Hauser spoke Tuesday at the Investment Company Institute’s conference in Washington on assessing the policy and practical challenges of DOL’s rule.
Hauser said that while “a lot of issues and concerns” have been raised, “people aren’t ready to give us specific questions.” He told reporters after his remarks that the responses from advisors and stakeholders about the final rule “have been muted,” with the main concern voiced is “they need more time” to comply.
When asked on the sidelines of the conference in his talk with reporters if the compliance date would be extended, Hauser replied: “Never say never,” but firms and advisors and others need to comply under the current timeline.

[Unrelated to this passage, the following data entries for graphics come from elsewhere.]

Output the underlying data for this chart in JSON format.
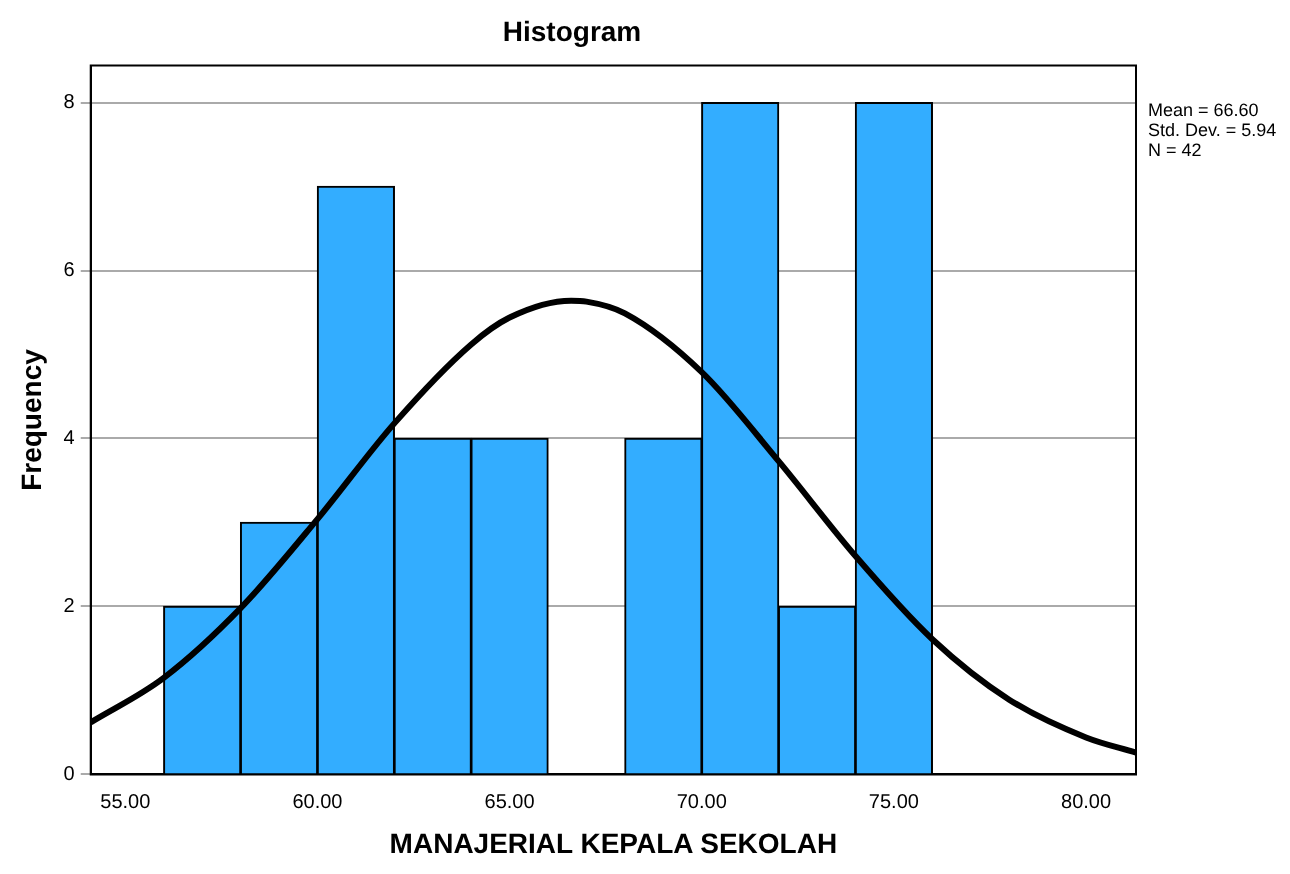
{
  "chart_data": {
    "type": "histogram",
    "title": "Histogram",
    "xlabel": "MANAJERIAL KEPALA SEKOLAH",
    "ylabel": "Frequency",
    "bins": [
      56,
      58,
      60,
      62,
      64,
      66,
      68,
      70,
      72,
      74,
      76
    ],
    "values": [
      2,
      3,
      7,
      4,
      4,
      0,
      4,
      8,
      2,
      8
    ],
    "color": "#33adff",
    "series": [
      {
        "type": "line",
        "color": "#000000",
        "x": [
          54.1,
          56,
          58,
          60,
          62,
          64,
          65,
          66.6,
          67,
          68,
          70,
          72,
          74,
          76,
          78,
          80,
          81.3
        ],
        "values": [
          0.62,
          1.15,
          1.98,
          3.04,
          4.18,
          5.12,
          5.44,
          5.64,
          5.63,
          5.49,
          4.79,
          3.73,
          2.6,
          1.61,
          0.89,
          0.44,
          0.26
        ]
      }
    ],
    "xlim": [
      54.1,
      81.3
    ],
    "xticks": [
      {
        "value": 55,
        "label": "55.00"
      },
      {
        "value": 60,
        "label": "60.00"
      },
      {
        "value": 65,
        "label": "65.00"
      },
      {
        "value": 70,
        "label": "70.00"
      },
      {
        "value": 75,
        "label": "75.00"
      },
      {
        "value": 80,
        "label": "80.00"
      }
    ],
    "ylim": [
      0,
      8.44
    ],
    "yticks": [
      0,
      2,
      4,
      6,
      8
    ],
    "grid": "y",
    "legend": false,
    "marker": "none",
    "line_style": "solid",
    "annotations": [
      "Mean = 66.60",
      "Std. Dev. = 5.94",
      "N = 42"
    ]
  }
}
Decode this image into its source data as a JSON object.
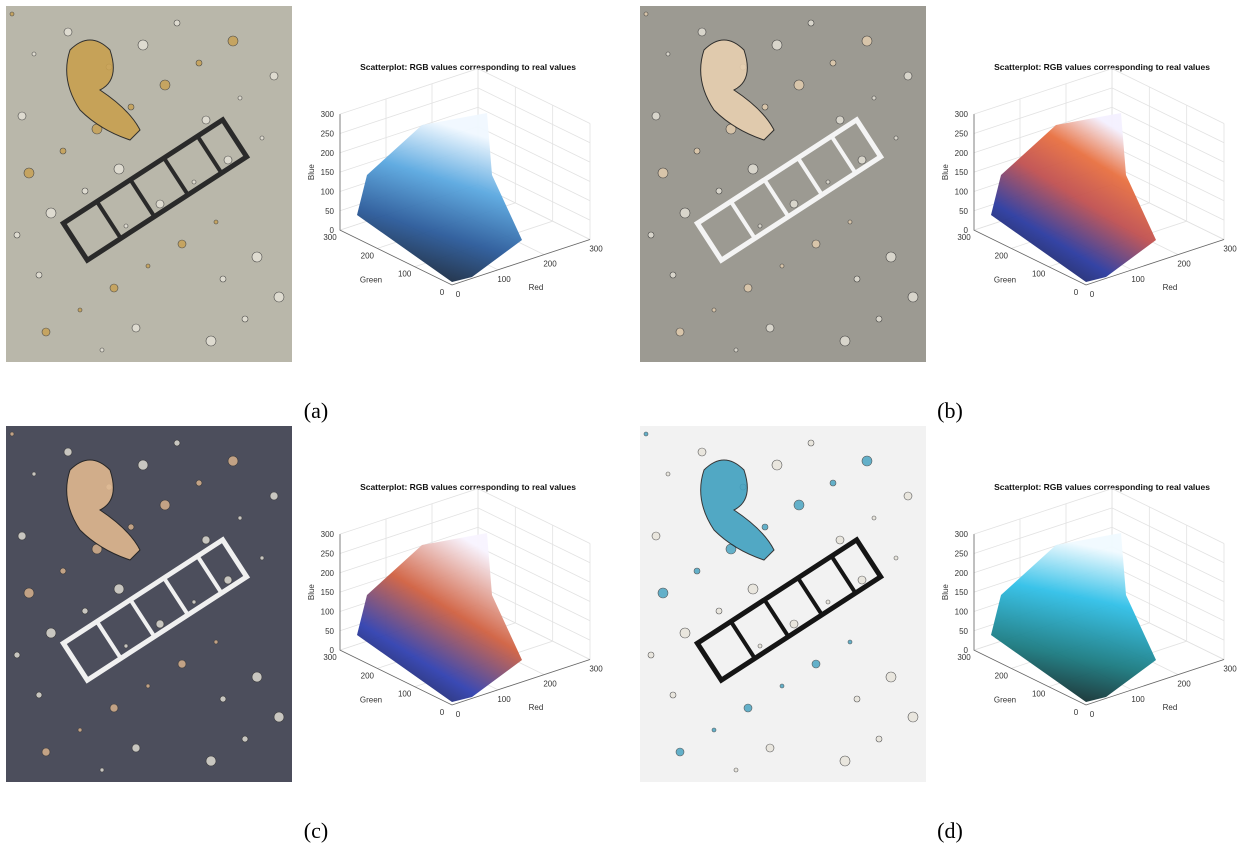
{
  "figure": {
    "panels": [
      {
        "label": "(a)",
        "plot": {
          "title": "Scatterplot: RGB values corresponding to real values",
          "x_label": "Red",
          "y_label": "Green",
          "z_label": "Blue",
          "xlim": [
            0,
            300
          ],
          "ylim": [
            0,
            300
          ],
          "zlim": [
            0,
            300
          ],
          "xticks": [
            0,
            100,
            200,
            300
          ],
          "yticks": [
            0,
            100,
            200,
            300
          ],
          "zticks": [
            0,
            50,
            100,
            150,
            200,
            250,
            300
          ]
        }
      },
      {
        "label": "(b)",
        "plot": {
          "title": "Scatterplot: RGB values corresponding to real values",
          "x_label": "Red",
          "y_label": "Green",
          "z_label": "Blue",
          "xlim": [
            0,
            300
          ],
          "ylim": [
            0,
            300
          ],
          "zlim": [
            0,
            300
          ],
          "xticks": [
            0,
            100,
            200,
            300
          ],
          "yticks": [
            0,
            100,
            200,
            300
          ],
          "zticks": [
            0,
            50,
            100,
            150,
            200,
            250,
            300
          ]
        }
      },
      {
        "label": "(c)",
        "plot": {
          "title": "Scatterplot: RGB values corresponding to real values",
          "x_label": "Red",
          "y_label": "Green",
          "z_label": "Blue",
          "xlim": [
            0,
            300
          ],
          "ylim": [
            0,
            300
          ],
          "zlim": [
            0,
            300
          ],
          "xticks": [
            0,
            100,
            200,
            300
          ],
          "yticks": [
            0,
            100,
            200,
            300
          ],
          "zticks": [
            0,
            50,
            100,
            150,
            200,
            250,
            300
          ]
        }
      },
      {
        "label": "(d)",
        "plot": {
          "title": "Scatterplot: RGB values corresponding to real values",
          "x_label": "Red",
          "y_label": "Green",
          "z_label": "Blue",
          "xlim": [
            0,
            300
          ],
          "ylim": [
            0,
            300
          ],
          "zlim": [
            0,
            300
          ],
          "xticks": [
            0,
            100,
            200,
            300
          ],
          "yticks": [
            0,
            100,
            200,
            300
          ],
          "zticks": [
            0,
            50,
            100,
            150,
            200,
            250,
            300
          ]
        }
      }
    ]
  }
}
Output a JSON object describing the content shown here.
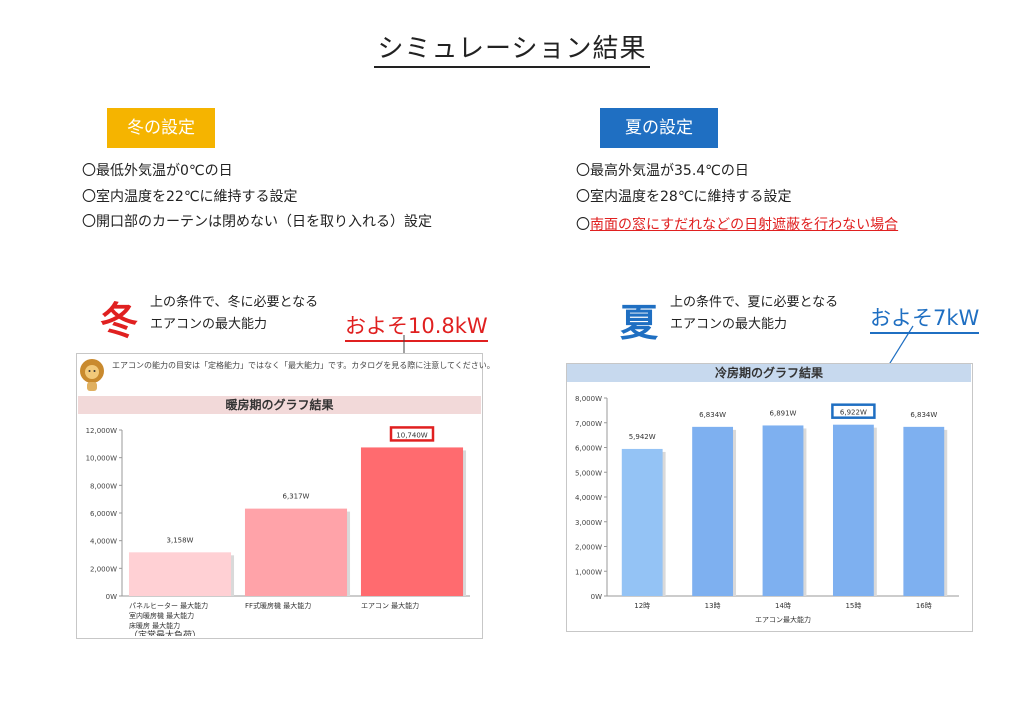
{
  "page": {
    "title": "シミュレーション結果"
  },
  "winter": {
    "badge": "冬の設定",
    "conditions": [
      "〇最低外気温が0℃の日",
      "〇室内温度を22℃に維持する設定",
      "〇開口部のカーテンは閉めない（日を取り入れる）設定"
    ],
    "kanji": "冬",
    "lead_1": "上の条件で、冬に必要となる",
    "lead_2": "エアコンの最大能力",
    "approx": "およそ10.8kW",
    "note": "エアコンの能力の目安は「定格能力」ではなく「最大能力」です。カタログを見る際に注意してください。"
  },
  "summer": {
    "badge": "夏の設定",
    "conditions": [
      "〇最高外気温が35.4℃の日",
      "〇室内温度を28℃に維持する設定"
    ],
    "condition_prefix": "〇",
    "condition_red": "南面の窓にすだれなどの日射遮蔽を行わない場合",
    "kanji": "夏",
    "lead_1": "上の条件で、夏に必要となる",
    "lead_2": "エアコンの最大能力",
    "approx": "およそ7kW"
  },
  "colors": {
    "winter_accent": "#e02020",
    "summer_accent": "#1f6fc2",
    "winter_badge": "#f5b400",
    "summer_badge": "#1f6fc2"
  },
  "chart_data": [
    {
      "type": "bar",
      "title": "暖房期のグラフ結果",
      "categories": [
        "パネルヒーター 最大能力\n室内暖房機 最大能力\n床暖房 最大能力\n（定常最大負荷）",
        "FF式暖房機 最大能力",
        "エアコン 最大能力"
      ],
      "values": [
        3158,
        6317,
        10740
      ],
      "value_labels": [
        "3,158W",
        "6,317W",
        "10,740W"
      ],
      "ylim": [
        0,
        12000
      ],
      "yticks": [
        "0W",
        "2,000W",
        "4,000W",
        "6,000W",
        "8,000W",
        "10,000W",
        "12,000W"
      ],
      "bar_colors": [
        "#ffd0d4",
        "#ffa3a9",
        "#ff6b6f"
      ],
      "highlight_index": 2,
      "grid": false
    },
    {
      "type": "bar",
      "title": "冷房期のグラフ結果",
      "categories": [
        "12時",
        "13時",
        "14時",
        "15時",
        "16時"
      ],
      "values": [
        5942,
        6834,
        6891,
        6922,
        6834
      ],
      "value_labels": [
        "5,942W",
        "6,834W",
        "6,891W",
        "6,922W",
        "6,834W"
      ],
      "xlabel": "エアコン最大能力",
      "ylim": [
        0,
        8000
      ],
      "yticks": [
        "0W",
        "1,000W",
        "2,000W",
        "3,000W",
        "4,000W",
        "5,000W",
        "6,000W",
        "7,000W",
        "8,000W"
      ],
      "bar_colors": [
        "#94c3f5",
        "#7eb0f0",
        "#7eb0f0",
        "#7eb0f0",
        "#7eb0f0"
      ],
      "highlight_index": 3,
      "grid": false
    }
  ]
}
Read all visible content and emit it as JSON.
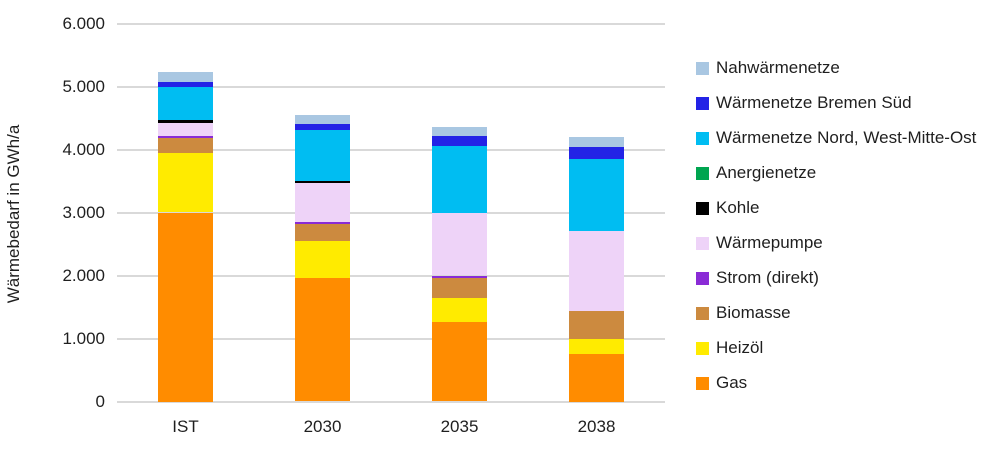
{
  "chart_data": {
    "type": "bar",
    "stacked": true,
    "ylabel": "Wärmebedarf in GWh/a",
    "xlabel": "",
    "categories": [
      "IST",
      "2030",
      "2035",
      "2038"
    ],
    "series": [
      {
        "name": "Gas",
        "color": "#FF8C00",
        "values": [
          3000,
          1960,
          1265,
          750
        ]
      },
      {
        "name": "Heizöl",
        "color": "#FFEB00",
        "values": [
          950,
          590,
          380,
          235
        ]
      },
      {
        "name": "Biomasse",
        "color": "#CC8A3F",
        "values": [
          230,
          265,
          315,
          450
        ]
      },
      {
        "name": "Strom (direkt)",
        "color": "#8A2BD6",
        "values": [
          35,
          30,
          40,
          0
        ]
      },
      {
        "name": "Wärmepumpe",
        "color": "#EED3F8",
        "values": [
          210,
          620,
          985,
          1275
        ]
      },
      {
        "name": "Kohle",
        "color": "#000000",
        "values": [
          40,
          35,
          0,
          0
        ]
      },
      {
        "name": "Anergienetze",
        "color": "#00A550",
        "values": [
          0,
          0,
          0,
          0
        ]
      },
      {
        "name": "Wärmenetze Nord, West-Mitte-Ost",
        "color": "#00BDF2",
        "values": [
          520,
          810,
          1070,
          1145
        ]
      },
      {
        "name": "Wärmenetze Bremen Süd",
        "color": "#2323E6",
        "values": [
          90,
          95,
          160,
          180
        ]
      },
      {
        "name": "Nahwärmenetze",
        "color": "#A9C7E2",
        "values": [
          150,
          140,
          135,
          165
        ]
      }
    ],
    "totals": [
      5225,
      4545,
      4350,
      4200
    ],
    "ylim": [
      0,
      6000
    ],
    "ytick_step": 1000,
    "yticks": [
      {
        "value": 0,
        "label": "0"
      },
      {
        "value": 1000,
        "label": "1.000"
      },
      {
        "value": 2000,
        "label": "2.000"
      },
      {
        "value": 3000,
        "label": "3.000"
      },
      {
        "value": 4000,
        "label": "4.000"
      },
      {
        "value": 5000,
        "label": "5.000"
      },
      {
        "value": 6000,
        "label": "6.000"
      }
    ],
    "grid": true,
    "legend_position": "right",
    "legend_items_top_to_bottom": [
      "Nahwärmenetze",
      "Wärmenetze Bremen Süd",
      "Wärmenetze Nord, West-Mitte-Ost",
      "Anergienetze",
      "Kohle",
      "Wärmepumpe",
      "Strom (direkt)",
      "Biomasse",
      "Heizöl",
      "Gas"
    ]
  }
}
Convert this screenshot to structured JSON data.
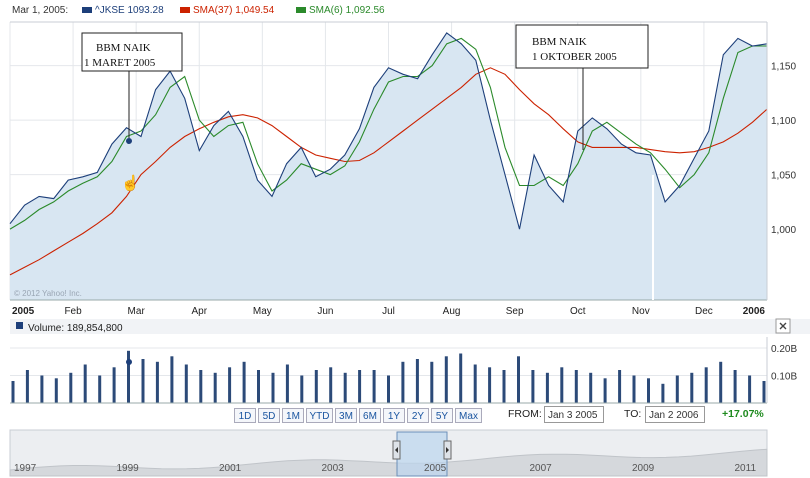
{
  "legend": {
    "date": "Mar 1, 2005:",
    "price_label": "^JKSE 1093.28",
    "sma37_label": "SMA(37) 1,049.54",
    "sma6_label": "SMA(6) 1,092.56",
    "colors": {
      "price": "#1d3f7a",
      "sma37": "#cc2200",
      "sma6": "#2b8a2b"
    }
  },
  "watermark": "© 2012 Yahoo! Inc.",
  "annotations": [
    {
      "lines": [
        "BBM NAIK",
        "1 MARET 2005"
      ],
      "date": "Mar 1, 2005"
    },
    {
      "lines": [
        "BBM NAIK",
        "1 OKTOBER 2005"
      ],
      "date": "Oct 1, 2005"
    }
  ],
  "volume_label": "Volume: 189,854,800",
  "range_buttons": [
    "1D",
    "5D",
    "1M",
    "YTD",
    "3M",
    "6M",
    "1Y",
    "2Y",
    "5Y",
    "Max"
  ],
  "from_label": "FROM:",
  "from_value": "Jan 3 2005",
  "to_label": "TO:",
  "to_value": "Jan 2 2006",
  "change": "+17.07%",
  "navigator_years": [
    "1997",
    "1999",
    "2001",
    "2003",
    "2005",
    "2007",
    "2009",
    "2011"
  ],
  "chart_data": [
    {
      "type": "line",
      "title": "^JKSE",
      "x_tick_labels": [
        "2005",
        "Feb",
        "Mar",
        "Apr",
        "May",
        "Jun",
        "Jul",
        "Aug",
        "Sep",
        "Oct",
        "Nov",
        "Dec",
        "2006"
      ],
      "y_tick_labels": [
        "1,000",
        "1,050",
        "1,100",
        "1,150"
      ],
      "y_ticks": [
        1000,
        1050,
        1100,
        1150
      ],
      "ylim": [
        935,
        1190
      ],
      "grid": true,
      "legend_position": "top-left",
      "x": [
        "Jan 3",
        "Jan 10",
        "Jan 17",
        "Jan 24",
        "Jan 31",
        "Feb 7",
        "Feb 14",
        "Feb 21",
        "Feb 28",
        "Mar 7",
        "Mar 14",
        "Mar 21",
        "Mar 28",
        "Apr 4",
        "Apr 11",
        "Apr 18",
        "Apr 25",
        "May 2",
        "May 9",
        "May 16",
        "May 23",
        "May 30",
        "Jun 6",
        "Jun 13",
        "Jun 20",
        "Jun 27",
        "Jul 4",
        "Jul 11",
        "Jul 18",
        "Jul 25",
        "Aug 1",
        "Aug 8",
        "Aug 15",
        "Aug 22",
        "Aug 29",
        "Sep 5",
        "Sep 12",
        "Sep 19",
        "Sep 26",
        "Oct 3",
        "Oct 10",
        "Oct 17",
        "Oct 24",
        "Oct 31",
        "Nov 7",
        "Nov 14",
        "Nov 21",
        "Nov 28",
        "Dec 5",
        "Dec 12",
        "Dec 19",
        "Dec 26",
        "Jan 2"
      ],
      "series": [
        {
          "name": "^JKSE",
          "values": [
            1005,
            1022,
            1030,
            1028,
            1045,
            1048,
            1052,
            1078,
            1093,
            1085,
            1128,
            1145,
            1120,
            1072,
            1095,
            1108,
            1085,
            1045,
            1030,
            1060,
            1075,
            1048,
            1055,
            1068,
            1092,
            1130,
            1148,
            1142,
            1138,
            1160,
            1180,
            1170,
            1155,
            1100,
            1050,
            1000,
            1068,
            1040,
            1025,
            1090,
            1102,
            1092,
            1078,
            1070,
            1068,
            1025,
            1040,
            1065,
            1090,
            1160,
            1175,
            1168,
            1170
          ]
        },
        {
          "name": "SMA(37)",
          "values": [
            958,
            965,
            972,
            980,
            988,
            996,
            1005,
            1015,
            1030,
            1050,
            1062,
            1075,
            1085,
            1092,
            1098,
            1103,
            1105,
            1102,
            1095,
            1085,
            1075,
            1068,
            1065,
            1062,
            1063,
            1070,
            1080,
            1090,
            1100,
            1110,
            1120,
            1130,
            1142,
            1148,
            1142,
            1128,
            1115,
            1105,
            1092,
            1080,
            1075,
            1075,
            1075,
            1075,
            1073,
            1071,
            1070,
            1071,
            1075,
            1080,
            1088,
            1098,
            1110
          ]
        },
        {
          "name": "SMA(6)",
          "values": [
            1000,
            1008,
            1018,
            1025,
            1035,
            1042,
            1048,
            1062,
            1085,
            1090,
            1105,
            1130,
            1140,
            1100,
            1085,
            1095,
            1098,
            1060,
            1035,
            1045,
            1060,
            1055,
            1050,
            1058,
            1080,
            1110,
            1135,
            1140,
            1140,
            1150,
            1170,
            1175,
            1165,
            1130,
            1075,
            1040,
            1040,
            1048,
            1040,
            1060,
            1090,
            1098,
            1088,
            1078,
            1070,
            1055,
            1038,
            1050,
            1070,
            1120,
            1162,
            1168,
            1168
          ]
        }
      ]
    },
    {
      "type": "bar",
      "title": "Volume",
      "y_tick_labels": [
        "0.10B",
        "0.20B"
      ],
      "y_ticks": [
        0.1,
        0.2
      ],
      "ylim": [
        0,
        0.24
      ],
      "values": [
        0.08,
        0.12,
        0.1,
        0.09,
        0.11,
        0.14,
        0.1,
        0.13,
        0.19,
        0.16,
        0.15,
        0.17,
        0.14,
        0.12,
        0.11,
        0.13,
        0.15,
        0.12,
        0.11,
        0.14,
        0.1,
        0.12,
        0.13,
        0.11,
        0.12,
        0.12,
        0.1,
        0.15,
        0.16,
        0.15,
        0.17,
        0.18,
        0.14,
        0.13,
        0.12,
        0.17,
        0.12,
        0.11,
        0.13,
        0.12,
        0.11,
        0.09,
        0.12,
        0.1,
        0.09,
        0.07,
        0.1,
        0.11,
        0.13,
        0.15,
        0.12,
        0.1,
        0.08
      ]
    }
  ]
}
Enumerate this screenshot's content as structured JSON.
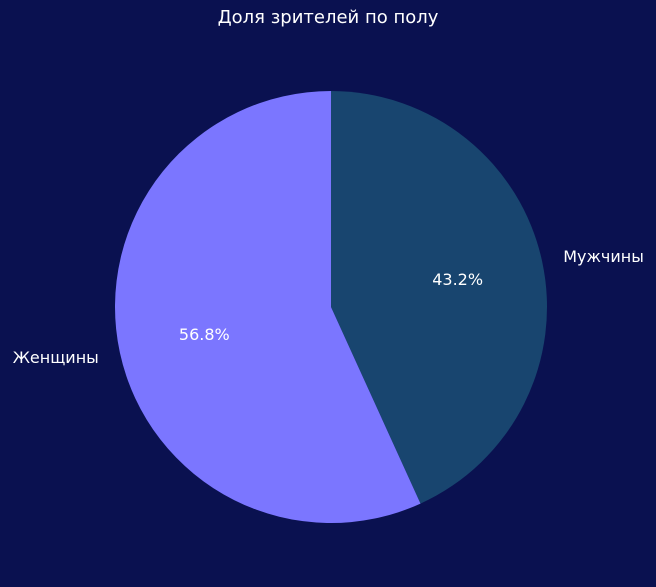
{
  "chart_data": {
    "type": "pie",
    "title": "Доля зрителей по полу",
    "slices": [
      {
        "label": "Мужчины",
        "value": 43.2,
        "pct_label": "43.2%",
        "color": "#18456f"
      },
      {
        "label": "Женщины",
        "value": 56.8,
        "pct_label": "56.8%",
        "color": "#7b76ff"
      }
    ],
    "start_angle": "top (12 o'clock)",
    "direction": "clockwise",
    "background": "#0a1150",
    "text_color": "#ffffff"
  }
}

“If we had all the answers right now, we couldn’t get it done by Jan. 2018,” said Anthony Palermo, vice president and senior operations relationship manager at American Funds.
The fiduciary rule itself becomes effective April 10, 2017, Hauser said, with “the full conditions of the exemptions” in effect in January 2018.
Hauser said that he expects DOL to issue Q&A guidance on a “rolling basis,” as it’s the “most efficient” means. However, he noted that DOL would like to hear from “a fair number of people” about their concerns before issuing such guidance. “I’d encourage you to reach out. You can call or write, it doesn’t have to be formal.”
As to enforcing the rule, Hauser said that in the “near term, which I would view extending to January 2018, the goal is to assist and facilitate compliance” with the rule, “not finding litigation targets.”